Horror Releases: The Cannibal Club (2018) - Reviewed

With a name like The Cannibal Club, a vast slew of mental images might come to mind:  an unruly posse of Texas Chainsaw Massacre-esque bumpkins chomping on human kabobs, or a blood-soaked crew of feral children devouring a disemboweled victim, perhaps.  This film, however, is none of that.  It is, in fact, one of the classiest movies about cannibalism to ever grace a screen.

Gilda and Otavio are your classic power couple.  They bask in luxury, are successful in business, and know exactly what they want out of life.  Unfortunately for their employees, that happens to be human flesh.  Their M.O. is for Gilda to seduce an employee into bed with her after he’s been convinced Otavio is out of town, and while the employee is lost in ecstasy, Otavio murders him from behind.  They dine upon their victims as if they were filet mignon, and as the film progresses, we learn they are part of an affluent secret society who share the same kink.  These big spenders like to start out their gatherings relaying the importance of faith and family over dinner, then stick around for a Grand Guignol sex show in which none of the performers make it out alive.

Grisly subject matter aside, The Cannibal Club is a visually stunning film.  The shot compositions are consistently pleasing to the eye, and the cinematography is immaculate.  An array of static long shots complimenting the lush landscape and opulent architecture make one often forget the dark undertones of the film, and the tendency toward low angle shots on the characters themselves is a subtle reminder that something is amiss.  There is plenty of nudity and gore, and while both the sex and violence are often overt, what sets this film apart from its peers is its sense of restraint at times.  Many moments that could have been shown in a way to make slasher fans glutinous are understated, and this is paramount to making the film work as well as it does.  No matter how gruesome it gets, director Guto Parente knows when to show the violence and when to hold back in a perfect balancing act.

Fernando Catatau’s jazzy score works exceptionally well to set the tone of the film.  Intermingled with resonating synth sounds and ominous piano tinkering, the music drives home the sinister, sensual, chic vibe throughout.  It is two parts Angelo Badalamenti and one part Goblin.  The composer acknowledges the film is undeniably sexy, and its tendency to emphasize this aspect of the film again makes it unique among typical horror films.  If it weren’t for the occasional axe murder and chainsaw dismemberment, The Cannibal Club could easily be described as an erotic thriller, with the score and imagery being as palatable and well-executed as they are.

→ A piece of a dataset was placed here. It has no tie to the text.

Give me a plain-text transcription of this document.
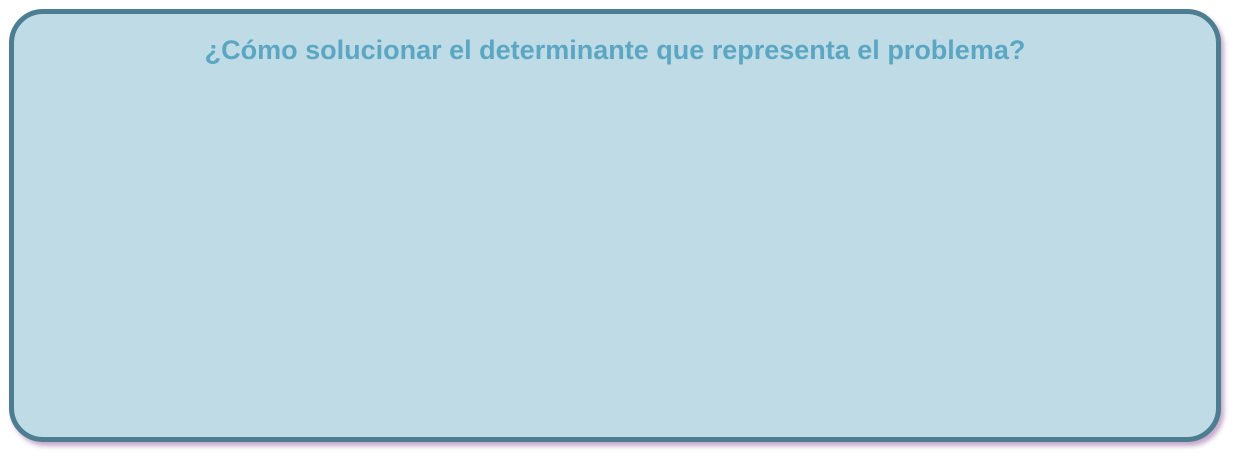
¿Cómo solucionar el determinante que representa el problema?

The most noteworthy aspect of this film is the social commentary.  Set in a part of Brazil where the wealthy are especially wealthy and the poor are especially poor, the film continuously makes a statement about class.  We witness these rich elite quite literally get away with murder almost in plain sight, and it is of little to no consequence.  Their fresh meat supply is overflowing with so many impoverished people desperate for a job:  even though the turnover rate is suspiciously high at Otavio and Gilda’s home, they always seem to have plenty of applicants.  The film is cold satire, with deadpan humor that is barely perceptible at times, but lingering just beneath the surface of every interaction.  When it delves into the corporate world in which the wealthy, remorseless cannibals thrive, it often feels like it is paying homage to American Psycho in a nonderivative way.

The Cannibal Club is a surprisingly tasteful, intelligent jaunt into one of the most taboo subject matters in existence.  It is tightly wrought and razor-sharp, with a satisfying, appropriate conclusion to see you out the door.  Not since Hannibal Lecter have we seen such a refined depiction of maneaters.  If you aren’t put off by a heaping serving of blood and nudity, then consider putting these cannibals next up on your movie menu.